APPROVED DRUGS: This refers to substances that in the United States have gone through a several step process that is overseen by the Food and Drug Administration (FDA). These steps include pre-clinical laboratory research, animal studies, and clinical trials. Once the research is completed the FDA reviews the manufacturer submitted application and approves or denies it.

BIAS: This is when people impart their impartial judgment on a study. For example if someone takes an experimental treatment they may claim to feel better simply because it is a different treatment and not necessarily a better treatment.

BLIND: This refers to a randomized trial when the patient is not told which group (or arm) of the trial he is on. This help to ensure more valid testing as the patient does not know whether they are receivng the experimental treatment or not.

CLINICAL INVESTIGATOR: This is the medical researcher that is responsible for conducting a clinical trial's protocol.

CLINICAL TRIAL: This is a research study that seeks to research new vaccines or treatments. Clinical trials are medical research studies that are conducted to figure out whether these new drugs and/or treatments are both safe and effective for general human use. Clinical trials are in grouped into four different phases. See Phase I, Phase II, Phase III and Phase IV below.

COMMUNITY-BASED CLINICAL TRIAL (CBCT): These are clinical trials that conducted through your primary-care doctors rather than formal academic research facilities. This provides the benefit of having your personal doctor who is more familiar with you and has better access to a group of patients.

COMPASSIONATE USE: This is a less common method of providing the experimental treatments before the final FDA approval for general use in humans. This is generally only done with very ill patients who have no other alternative options. For compassionate use to apply, special approval must be recevied from the FDA.

CONTROL GROUP: This is the group of patients that receive the currently exisitng care and are not provided witht he experiemental treatment. This provides data that can be used as the standard by which experimental observations are evaluated against.

DATA SAFETY AND MONITORING BOARD (DSMB): This is an independent committee that consists of representatives from the community and medical experts. Their role is to review the data during a clinical trial to ensure the safety of all participants and that unneccasary risks are not taken. If they find a potential danger with the study the DSMB may recommend that a trial be stopped.

DIAGNOSTIC TRIALS: These are trials that are performed not to find better treatments but to find better ways of researching and testing. So future clinical trials may gather more accurate information through smart testing procedures.

ELIGIBILITY CRITERIA: These are the factors that will determine whether a person may participate or not in clinical trial. Factors can include age, weight, severity of condition and other factors.

FOOD AND DRUG ADMINISTRATION (FDA): This is part of U.S. Department of Health and Human Services. It is responsible for ensuring the effectiveness and safety of all drugs and medical devices that are used in the general public. Another responsibility is to ensure the safety of the national blood banking industry.

INFORMED CONSENT: This is when a patient becomes educated about the key facts pertaining to a clinical trial including the dangers and risks it may pose before making a decision on whether or not to participate. This knowledge is a updated and provided to the patient throughout the trial.
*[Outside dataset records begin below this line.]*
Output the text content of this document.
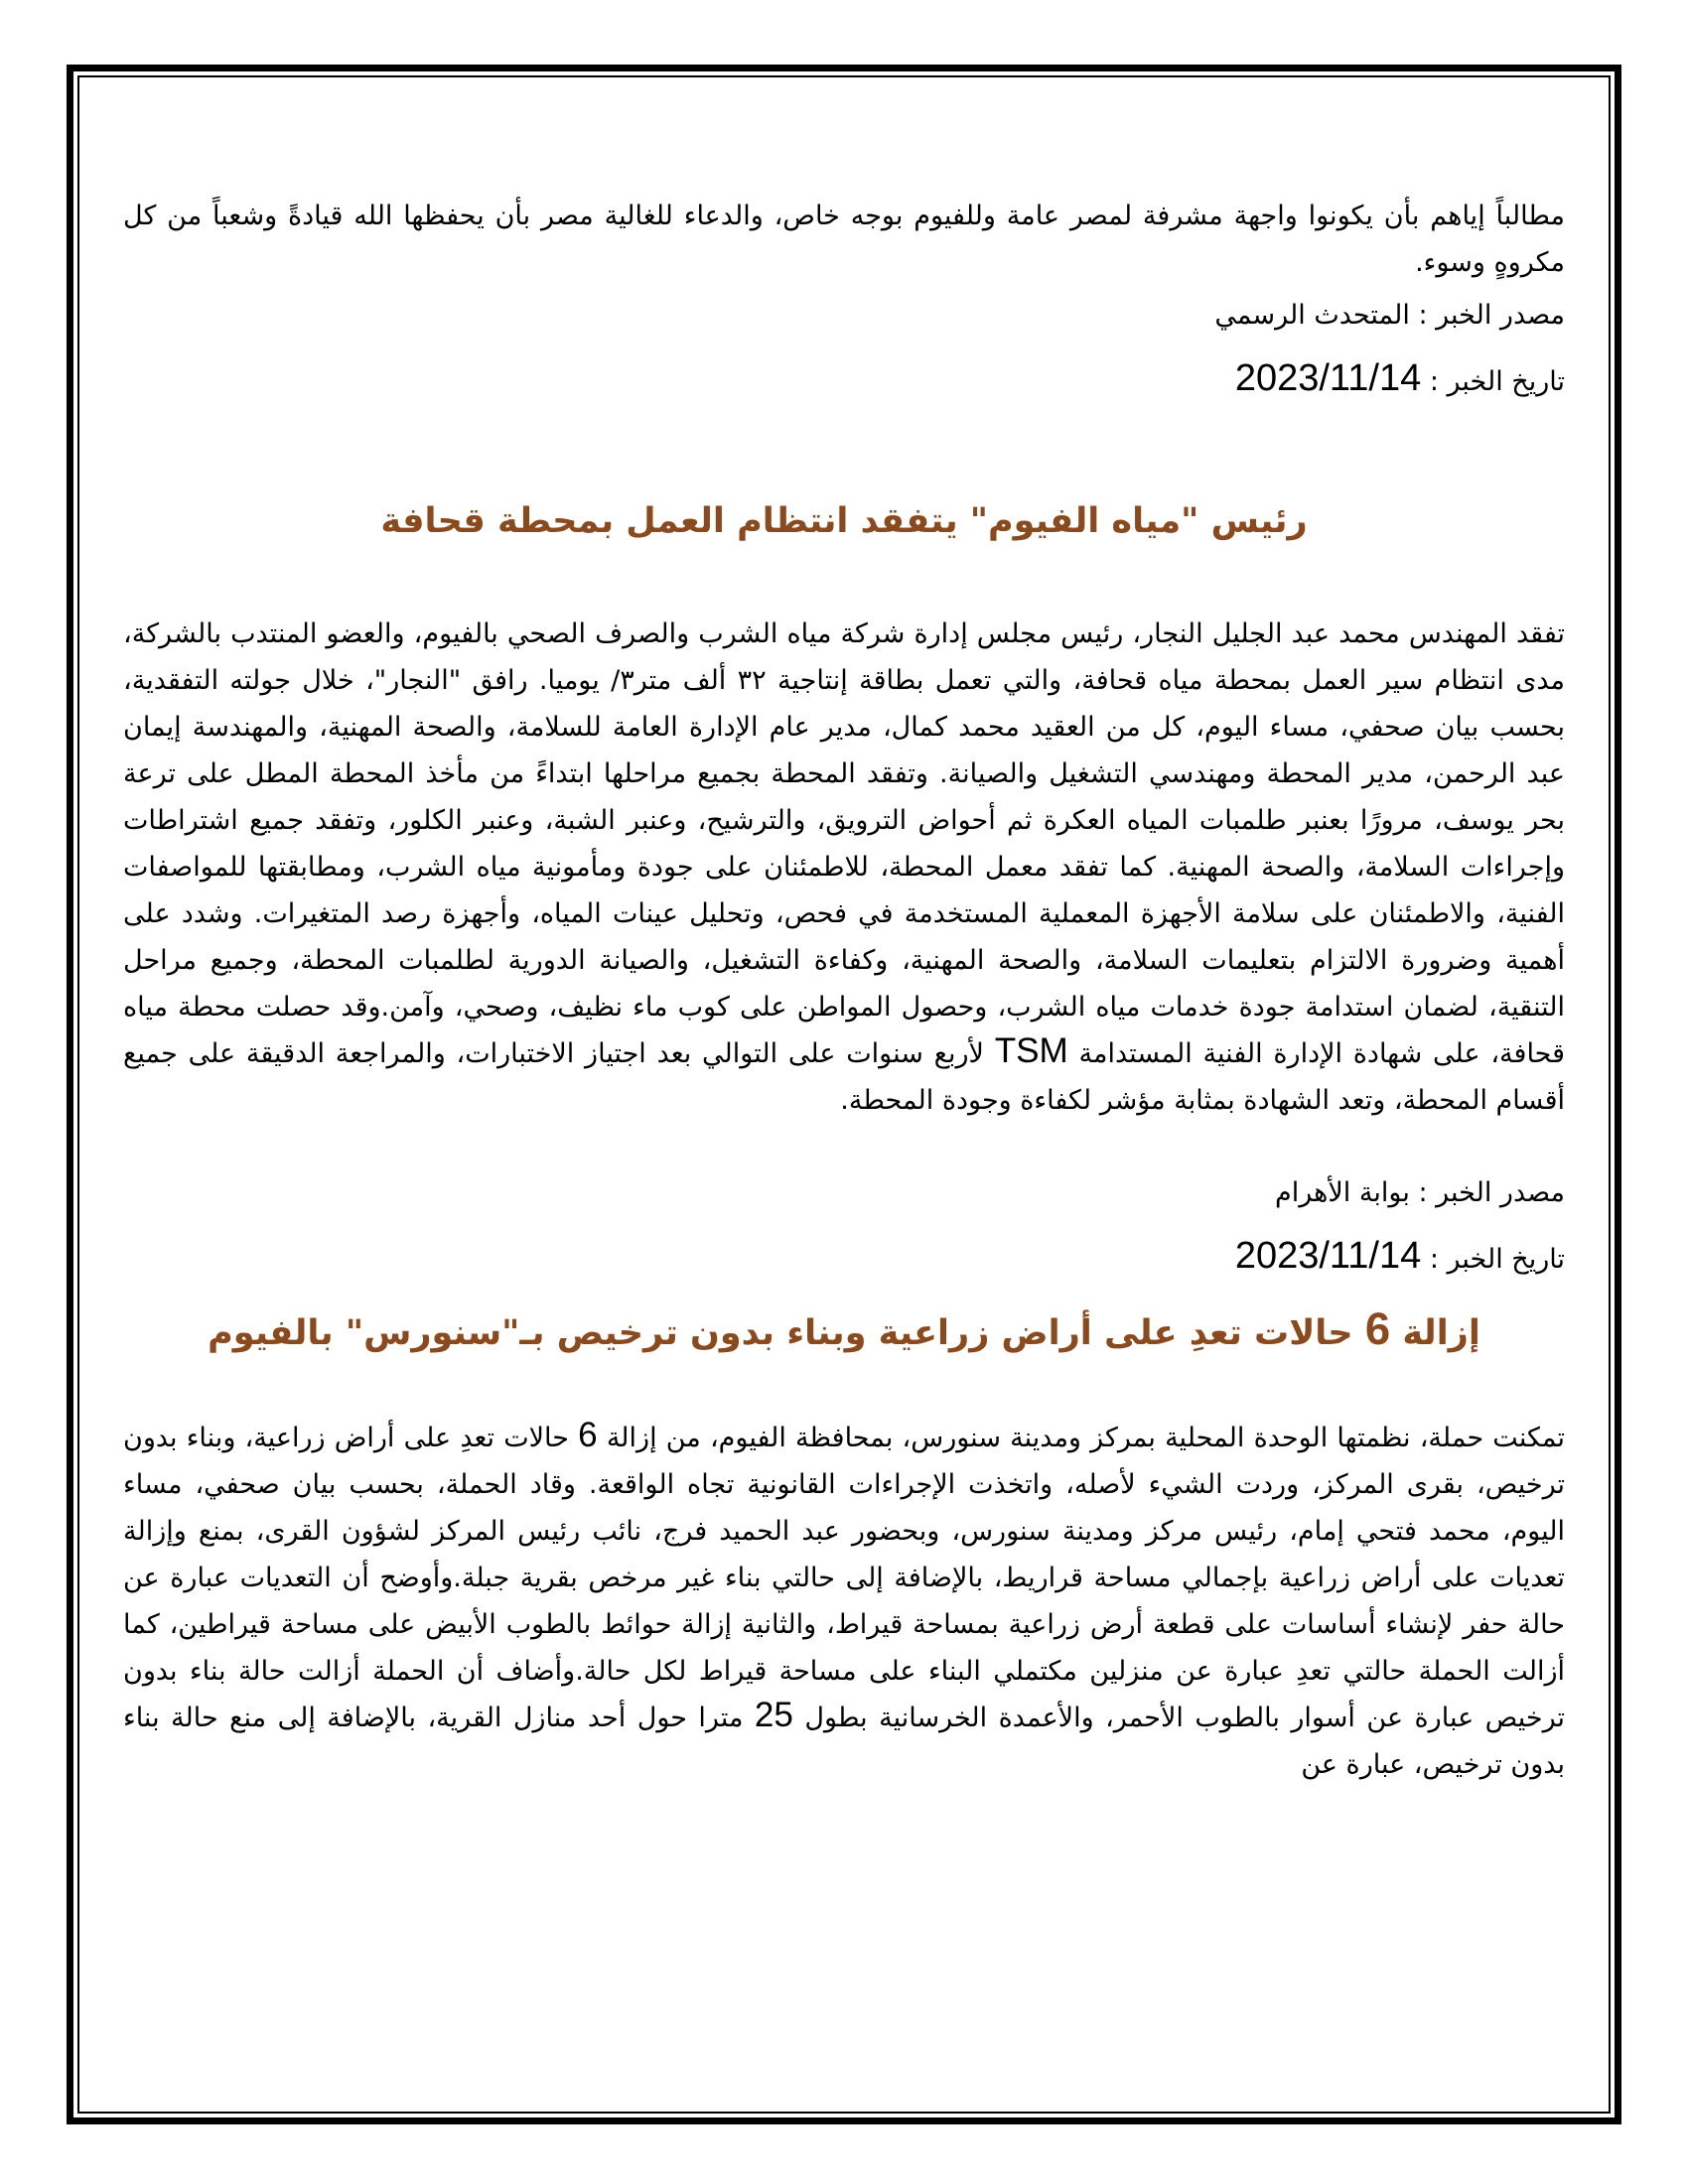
مطالباً إياهم بأن يكونوا واجهة مشرفة لمصر عامة وللفيوم بوجه خاص، والدعاء للغالية مصر بأن يحفظها الله قيادةً وشعباً من كل مكروهٍ وسوء.

مصدر الخبر : المتحدث الرسمي

تاريخ الخبر : 2023/11/14

رئيس "مياه الفيوم" يتفقد انتظام العمل بمحطة قحافة

تفقد المهندس محمد عبد الجليل النجار، رئيس مجلس إدارة شركة مياه الشرب والصرف الصحي بالفيوم، والعضو المنتدب بالشركة، مدى انتظام سير العمل بمحطة مياه قحافة، والتي تعمل بطاقة إنتاجية ٣٢ ألف متر٣/ يوميا. رافق "النجار"، خلال جولته التفقدية، بحسب بيان صحفي، مساء اليوم، كل من العقيد محمد كمال، مدير عام الإدارة العامة للسلامة، والصحة المهنية، والمهندسة إيمان عبد الرحمن، مدير المحطة ومهندسي التشغيل والصيانة. وتفقد المحطة بجميع مراحلها ابتداءً من مأخذ المحطة المطل على ترعة بحر يوسف، مرورًا بعنبر طلمبات المياه العكرة ثم أحواض الترويق، والترشيح، وعنبر الشبة، وعنبر الكلور، وتفقد جميع اشتراطات وإجراءات السلامة، والصحة المهنية. كما تفقد معمل المحطة، للاطمئنان على جودة ومأمونية مياه الشرب، ومطابقتها للمواصفات الفنية، والاطمئنان على سلامة الأجهزة المعملية المستخدمة في فحص، وتحليل عينات المياه، وأجهزة رصد المتغيرات. وشدد على أهمية وضرورة الالتزام بتعليمات السلامة، والصحة المهنية، وكفاءة التشغيل، والصيانة الدورية لطلمبات المحطة، وجميع مراحل التنقية، لضمان استدامة جودة خدمات مياه الشرب، وحصول المواطن على كوب ماء نظيف، وصحي، وآمن.وقد حصلت محطة مياه قحافة، على شهادة الإدارة الفنية المستدامة TSM لأربع سنوات على التوالي بعد اجتياز الاختبارات، والمراجعة الدقيقة على جميع أقسام المحطة، وتعد الشهادة بمثابة مؤشر لكفاءة وجودة المحطة.

مصدر الخبر : بوابة الأهرام

تاريخ الخبر : 2023/11/14

إزالة 6 حالات تعدِ على أراض زراعية وبناء بدون ترخيص بـ"سنورس" بالفيوم

تمكنت حملة، نظمتها الوحدة المحلية بمركز ومدينة سنورس، بمحافظة الفيوم، من إزالة 6 حالات تعدِ على أراض زراعية، وبناء بدون ترخيص، بقرى المركز، وردت الشيء لأصله، واتخذت الإجراءات القانونية تجاه الواقعة. وقاد الحملة، بحسب بيان صحفي، مساء اليوم، محمد فتحي إمام، رئيس مركز ومدينة سنورس، وبحضور عبد الحميد فرج، نائب رئيس المركز لشؤون القرى، بمنع وإزالة تعديات على أراض زراعية بإجمالي مساحة قراريط، بالإضافة إلى حالتي بناء غير مرخص بقرية جبلة.وأوضح أن التعديات عبارة عن حالة حفر لإنشاء أساسات على قطعة أرض زراعية بمساحة قيراط، والثانية إزالة حوائط بالطوب الأبيض على مساحة قيراطين، كما أزالت الحملة حالتي تعدِ عبارة عن منزلين مكتملي البناء على مساحة قيراط لكل حالة.وأضاف أن الحملة أزالت حالة بناء بدون ترخيص عبارة عن أسوار بالطوب الأحمر، والأعمدة الخرسانية بطول 25 مترا حول أحد منازل القرية، بالإضافة إلى منع حالة بناء بدون ترخيص، عبارة عن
INSTITUTIONAL REVIEW BOARD (IRB): This board consists of doctors, medical researchers and patient advocates. Their responsibility is to ensures that a trial is being conducted ethically and that the patients rights are being protected. Before a clinical trial begins in the United States it must be approved by an IRB.

NEW DRUG APPLICATION (NDA): This is the formal application that must be submitted by a drug manufacturer to request approval from the FDA for a new drug/treatment based on positve clinical trial resech having been completed.

ORPHAN DRUGS: This is a special status that the FDA can apply to a medications that is used to treat rare diseases or rare conditions. This special status helps provide a financial incentive to the pharmaceutical industry to develop medications that would not exist since these rare diseases and conditions also have a low demand.

PHASE I CLINICAL TRIALS: This is the first part of the research. It is designed to explore the side effects associated with dosage and to start collecting initial evidence of effectiveness.

PHASE II CLINICAL TRIALS: This is the secondary part of research intended to determine the effectiveness of a drug and its interaction in patients to determine the common short-term side effects and risks.

PHASE III CLINICAL TRIALS: This provides a larger amount of participants based on the phase I and phase II data. Its purpose is to gather a wider amount of research data in order to determine the benefit-risk relationship of a drug.

PHASE IV CLINICAL TRIALS: This is a post-marketing study to determine additional information including more specific drug's risks, benefits, and determine the optimal use.

PLACEBO: A placebo is an inactive pill, liquid, or powder that has no treatment value. A placebo may be provided to the control group so that they remain unware that they are not receivng the experimental treatment, thus ensuring more accurate data.

RISK-BENEFIT RATIO: This is the amount of risk to individual patients compared against the potential benefits. The risk/benefit ratio will be different depending the condition being treated and the health status of the patient.